A word2vec CBoW language model (Mikolov et al. 2013a, 2013b) trained on the first 999 file (21GB raw texts) of a Hungarian language corpus, the Webcorpus 2.0 (Nemeskey 2020) containing the normalized version of the original texts, cc. 170M sentences using the Gensim Python package (Rehurek and Sojka, 2011).
Model parameters:
- dimension: 300
- window size: 6
- minimum frequency: 3
Since Hungarian is a highly inflective language and we trained embeddings on raw texts, this is not a pure bag-of-words model, as the abbreviation CBoW would imply. Our choice of input data was based on the presupposition that morphosyntactic information may contribute to the characterization of meanings. Roughly 8,5M word forms were assigned embeddings as the result of our training.
The language model can be downloaded from here (18GB).

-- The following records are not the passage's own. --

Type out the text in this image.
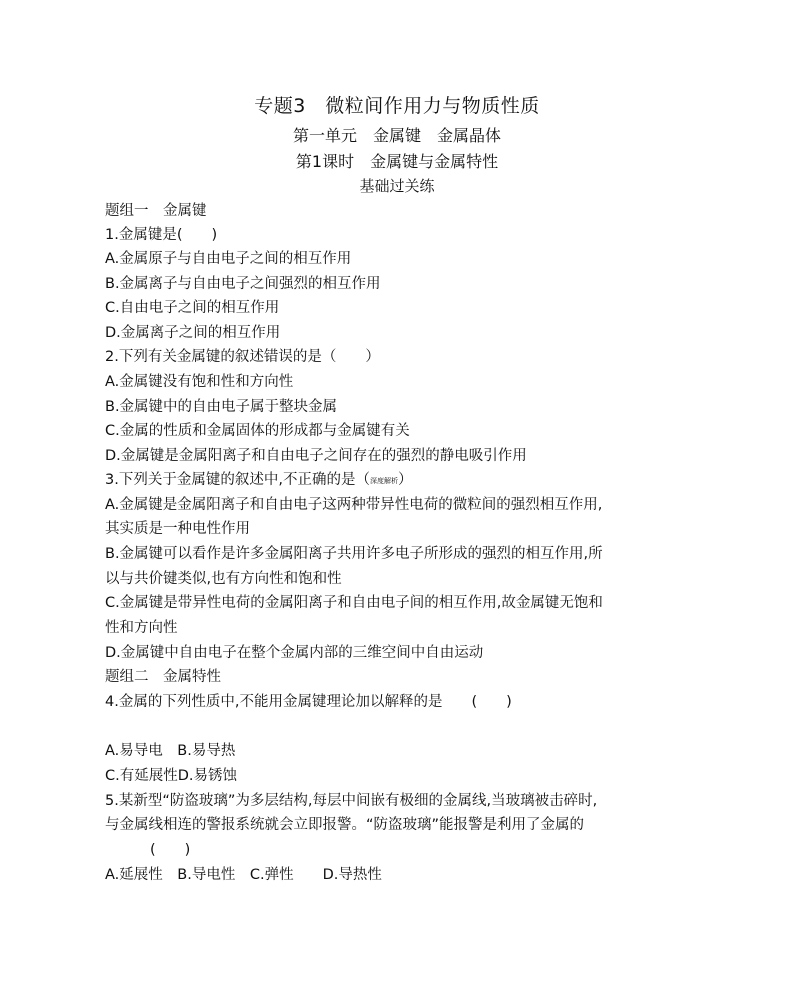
专题3　微粒间作用力与物质性质
第一单元　金属键　金属晶体
第1课时　金属键与金属特性
基础过关练
题组一　金属键
1.金属键是(　　)
A.金属原子与自由电子之间的相互作用
B.金属离子与自由电子之间强烈的相互作用
C.自由电子之间的相互作用
D.金属离子之间的相互作用
2.下列有关金属键的叙述错误的是（　　）
A.金属键没有饱和性和方向性
B.金属键中的自由电子属于整块金属
C.金属的性质和金属固体的形成都与金属键有关
D.金属键是金属阳离子和自由电子之间存在的强烈的静电吸引作用
3.下列关于金属键的叙述中,不正确的是（深度解析）
A.金属键是金属阳离子和自由电子这两种带异性电荷的微粒间的强烈相互作用,
其实质是一种电性作用
B.金属键可以看作是许多金属阳离子共用许多电子所形成的强烈的相互作用,所
以与共价键类似,也有方向性和饱和性
C.金属键是带异性电荷的金属阳离子和自由电子间的相互作用,故金属键无饱和
性和方向性
D.金属键中自由电子在整个金属内部的三维空间中自由运动
题组二　金属特性
4.金属的下列性质中,不能用金属键理论加以解释的是　　(　　)
A.易导电　B.易导热
C.有延展性D.易锈蚀
5.某新型“防盗玻璃”为多层结构,每层中间嵌有极细的金属线,当玻璃被击碎时,
与金属线相连的警报系统就会立即报警。“防盗玻璃”能报警是利用了金属的
(　　)
A.延展性　B.导电性　C.弹性　　D.导热性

Tomas Mikolov, Kai Chen, Greg Corrado, and Jeffrey Dean. 2013a. Efficient Estimation of Word Representations in Vector Space.
Tomas Mikolov, Ilya Sutskever, Kai Chen, G.s Corrado, and Jeffrey Dean. 2013b. Distributed Representations of Words and Phrases and their Compositionality. Advances in Neural Information Processing Systems 26.
Dávid Márk Nemeskey. 2020. Natural Language Processing Methods for Language Modeling. Ph.D. thesis, Eötvös Loránd University
Radim Rehurek and Petr Sojka. 2011. Gensim–python framework for vector space modelling. NLP Centre, Faculty of Informatics, Masaryk University, Brno, Czech Republic, 3(2).